We did not observe significant differences between the dATP and dGTP hydrogen-bonding interactions with the enzyme at the 3′ T and at the 5′ T of the TTD in our previous analysis of microsecond MD trajectories.[22] However, again we find differences in the base-pairing interactions between the dNTP and the TTD. The most persistent hydrogen bonds between the dATP and the 5′ T of the TTD employ the same hydrogen-bonding partners on both molecules as in the previous case: 78% of all saved configurations display a hydrogen bond between the N1 of A and the N3 hydrogen of the 5′ T with an average donor–acceptor distance of 3.0 Å and a donor–hydrogen–acceptor angle of 152°, and 67% of all saved configurations display a hydrogen bond between one of the N6 hydrogens in A and the O4 atom of the 5′ T with an average donor–acceptor distance of 3.0 Å and a donor–hydrogen–acceptor angle of 161°. An advantage of the dATP insertion at the 5′ position arises from the additional hydrogen-bonding interactions that the TTD exhibits through the 3′ T, which already established A:T base pairing in the previous step of Pol η function. The same hydrogen-bonding partners in the 3′ T form two hydrogen bonds to the corresponding atoms in A at the 3′-end of the primer in 93% of the saved frames with a combined average donor–acceptor distance of 3.0 Å and an average donor–hydrogen–acceptor angle of 160°. Figure depicts these A:T base-pairing interactions. These additional base-pairing interactions at the 3′ T hold the TTD more rigidly in place and hence could explain the experimentally observed higher fidelity and processivity for the insertion of A at the 5′ T compared to the 3′ T of the TTD.

Figure 4

Base-pairing interactions between the dATP and the 5′ T of the TTD. The 3′ T of the TTD forms hydrogen bonds with the 3′-terminus of the DNA primer, which holds the TTD more rigidly compared to configurations in which the dATP binds at the 3′ T of the TTD (Figure A).

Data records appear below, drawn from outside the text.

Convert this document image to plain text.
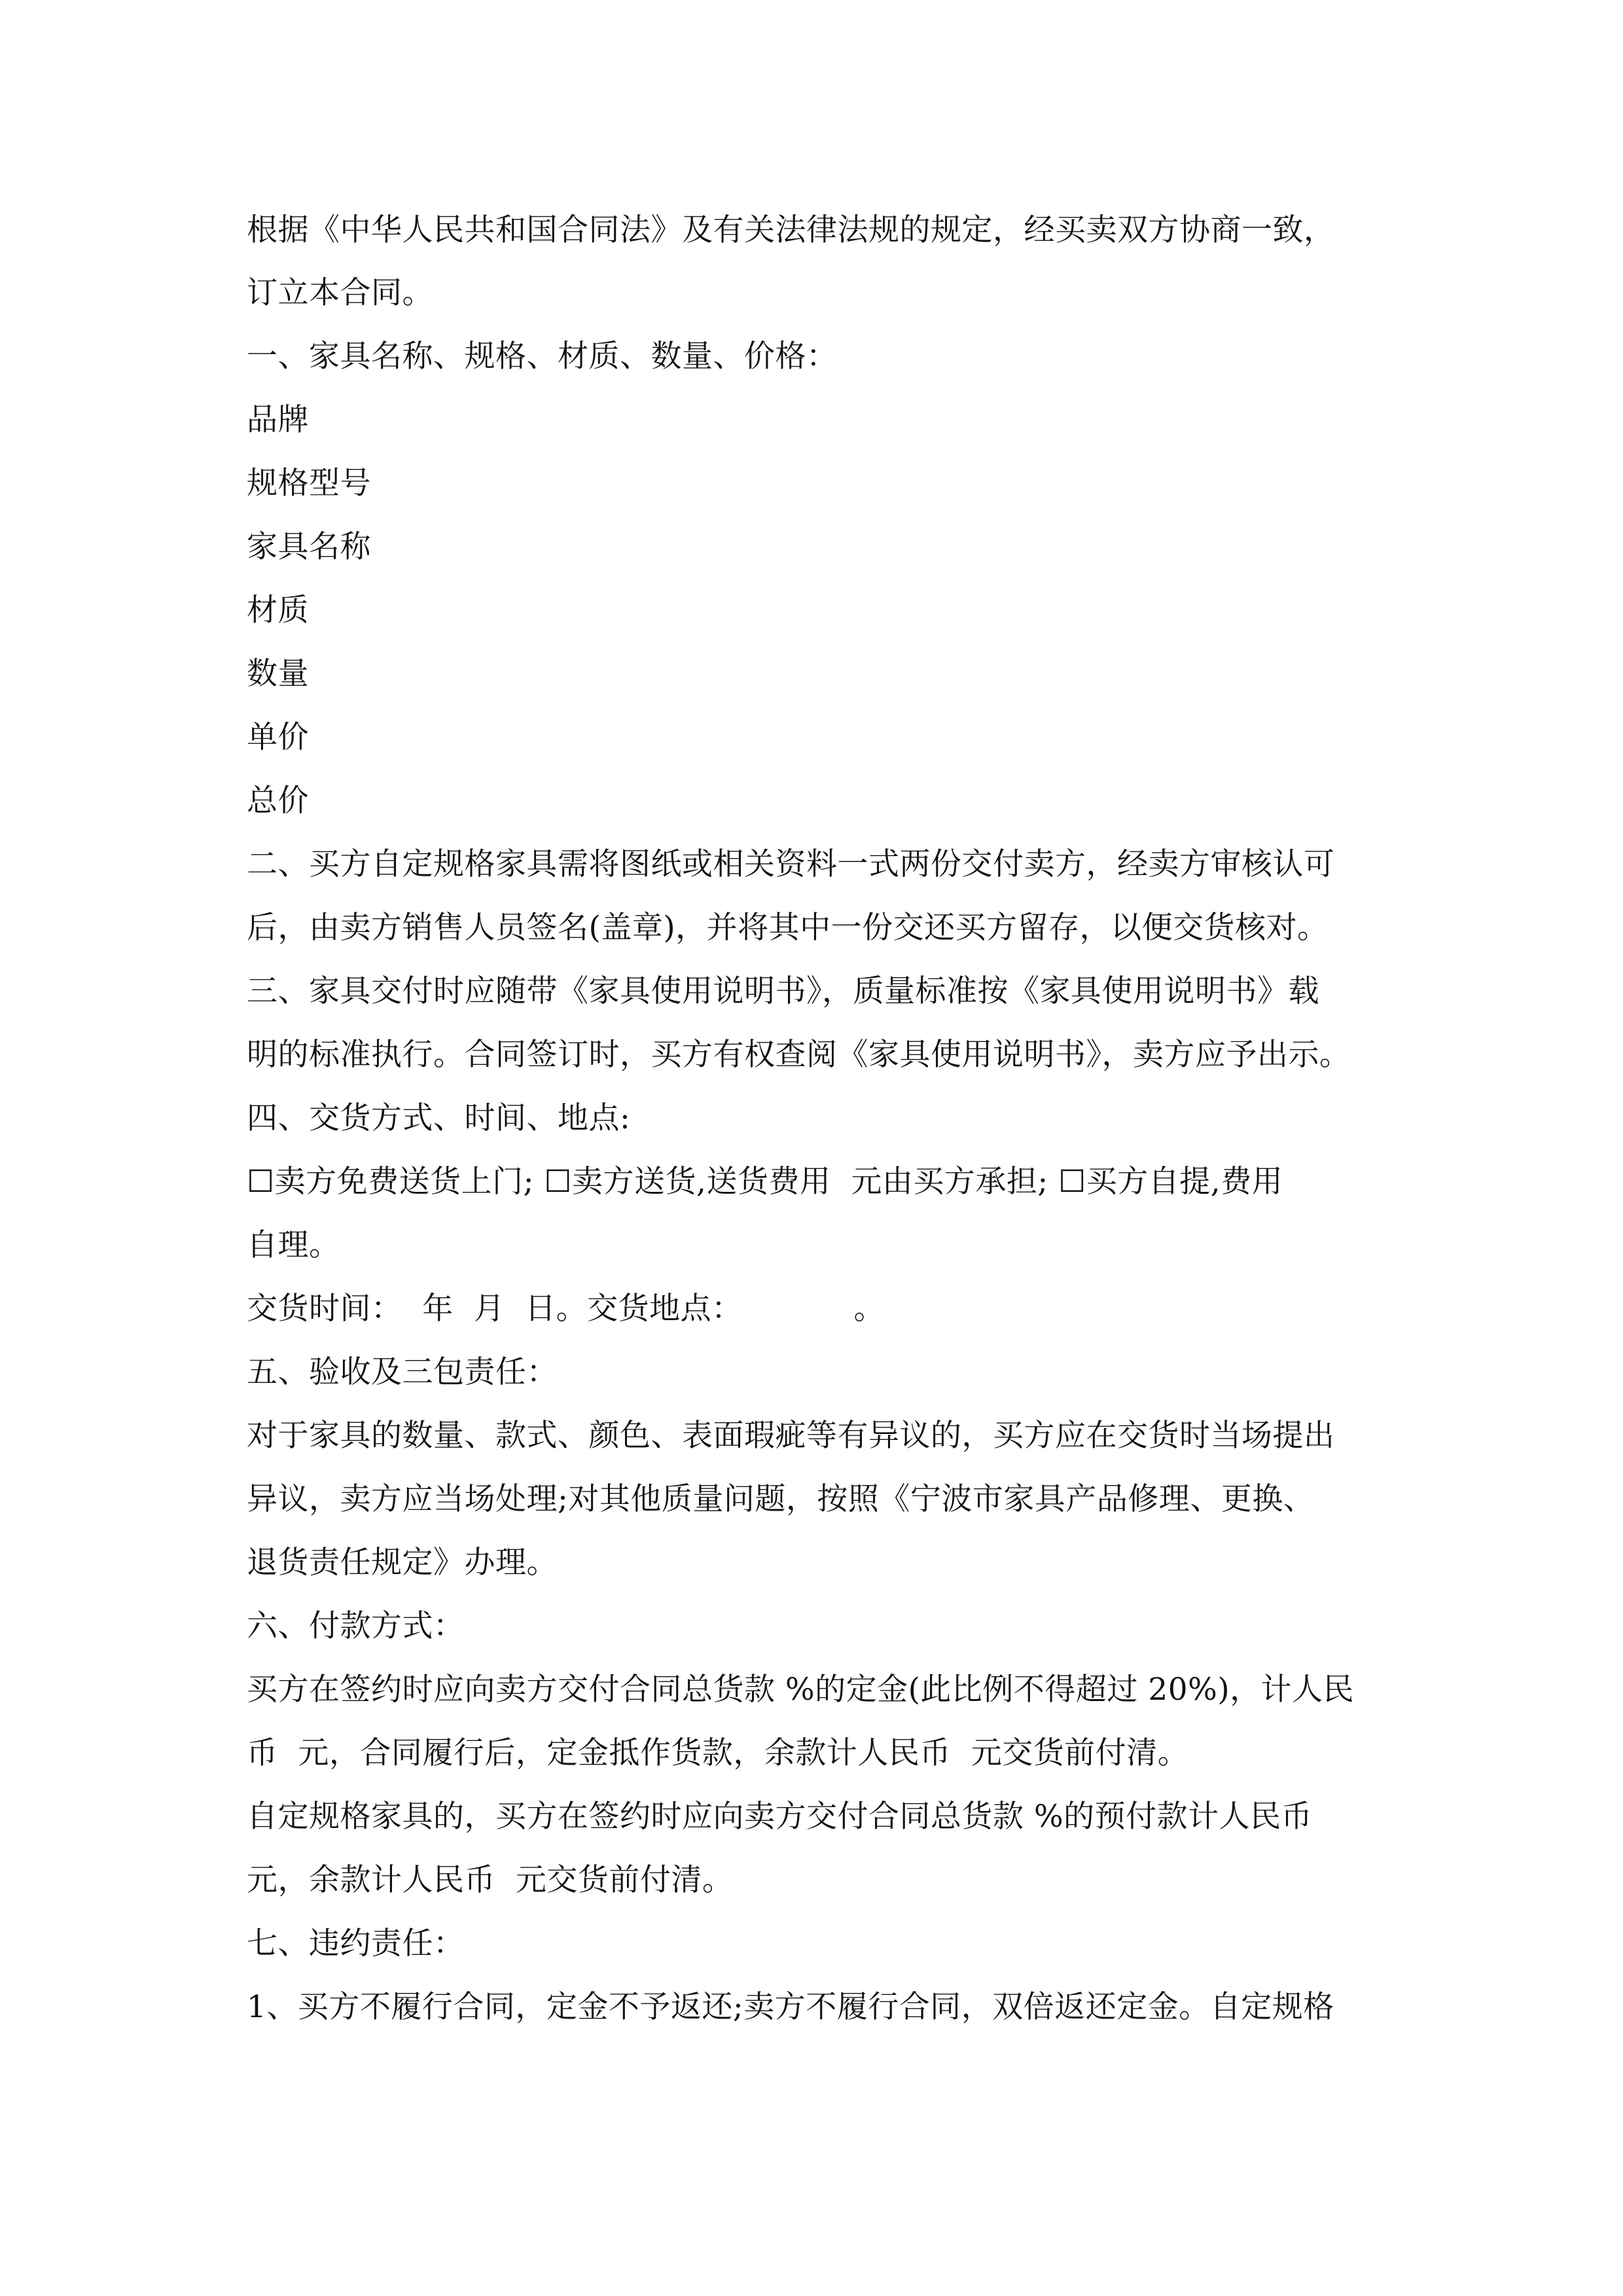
根据《中华人民共和国合同法》及有关法律法规的规定，经买卖双方协商一致，
订立本合同。
一、家具名称、规格、材质、数量、价格：
品牌
规格型号
家具名称
材质
数量
单价
总价
二、买方自定规格家具需将图纸或相关资料一式两份交付卖方，经卖方审核认可
后，由卖方销售人员签名(盖章)，并将其中一份交还买方留存，以便交货核对。
三、家具交付时应随带《家具使用说明书》，质量标准按《家具使用说明书》载
明的标准执行。合同签订时，买方有权查阅《家具使用说明书》，卖方应予出示。
四、交货方式、时间、地点:
☐卖方免费送货上门; ☐卖方送货,送货费用  元由买方承担; ☐买方自提,费用
自理。
交货时间：  年  月  日。交货地点：           。
五、验收及三包责任：
对于家具的数量、款式、颜色、表面瑕疵等有异议的，买方应在交货时当场提出
异议，卖方应当场处理;对其他质量问题，按照《宁波市家具产品修理、更换、
退货责任规定》办理。
六、付款方式：
买方在签约时应向卖方交付合同总货款 %的定金(此比例不得超过 20%)，计人民
币  元，合同履行后，定金抵作货款，余款计人民币  元交货前付清。
自定规格家具的，买方在签约时应向卖方交付合同总货款 %的预付款计人民币
元，余款计人民币  元交货前付清。
七、违约责任：
1、买方不履行合同，定金不予返还;卖方不履行合同，双倍返还定金。自定规格
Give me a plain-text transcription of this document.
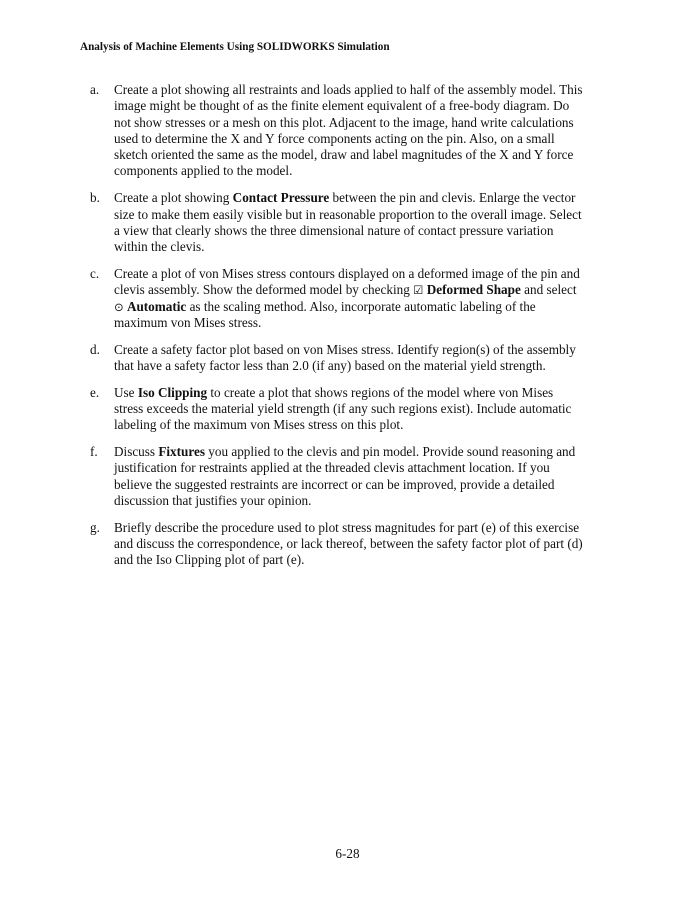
Analysis of Machine Elements Using SOLIDWORKS Simulation
a. Create a plot showing all restraints and loads applied to half of the assembly model. This image might be thought of as the finite element equivalent of a free-body diagram. Do not show stresses or a mesh on this plot. Adjacent to the image, hand write calculations used to determine the X and Y force components acting on the pin. Also, on a small sketch oriented the same as the model, draw and label magnitudes of the X and Y force components applied to the model.
b. Create a plot showing Contact Pressure between the pin and clevis. Enlarge the vector size to make them easily visible but in reasonable proportion to the overall image. Select a view that clearly shows the three dimensional nature of contact pressure variation within the clevis.
c. Create a plot of von Mises stress contours displayed on a deformed image of the pin and clevis assembly. Show the deformed model by checking ☑ Deformed Shape and select ⊙ Automatic as the scaling method. Also, incorporate automatic labeling of the maximum von Mises stress.
d. Create a safety factor plot based on von Mises stress. Identify region(s) of the assembly that have a safety factor less than 2.0 (if any) based on the material yield strength.
e. Use Iso Clipping to create a plot that shows regions of the model where von Mises stress exceeds the material yield strength (if any such regions exist). Include automatic labeling of the maximum von Mises stress on this plot.
f. Discuss Fixtures you applied to the clevis and pin model. Provide sound reasoning and justification for restraints applied at the threaded clevis attachment location. If you believe the suggested restraints are incorrect or can be improved, provide a detailed discussion that justifies your opinion.
g. Briefly describe the procedure used to plot stress magnitudes for part (e) of this exercise and discuss the correspondence, or lack thereof, between the safety factor plot of part (d) and the Iso Clipping plot of part (e).
6-28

Our calculations of the binding free energies are consistent with the experimental measurements of fidelity and processivity for Pol η. As summarized in Table , dATP binding to the enzyme–DNA complex is thermodynamically favored for TTD-containing DNA over undamaged DNA, and dATP binding is thermodynamically favored over dGTP binding at both the 3′ T and the 5′ T of the TTD, with a possible preference at the 5′ T. In addition, this analysis provides molecular level explanations for these differences in terms of hydrogen-bonding interactions between the TTD and the dATP or dGTP, as well as between the TTD and the enzyme. These insights have implications for drug design, particularly in efforts aimed at preventing the interference of Pol η with Pt-based cancer chemotherapy treatments. Specifically, understanding the nature of dNTP binding to the Pol η–DNA system could help guide the design of inhibitors of Pol η to block the translesion synthesis of DNA–Pt adducts.[10,12,32,33]

Table 1

Relative Binding Free Energies in kcal/mol, Obtained from the Presented Thermodynamic Cyclesa

dATP toTTD vs TT	dATP vs dGTPto TTD at 3′ T	dATP vs dGTPto TTD at 5′ T
–4.3 ± 1.0	–2.4 ± 1.1	–2.9 ± 0.7

The entity with favored binding is shown in bold.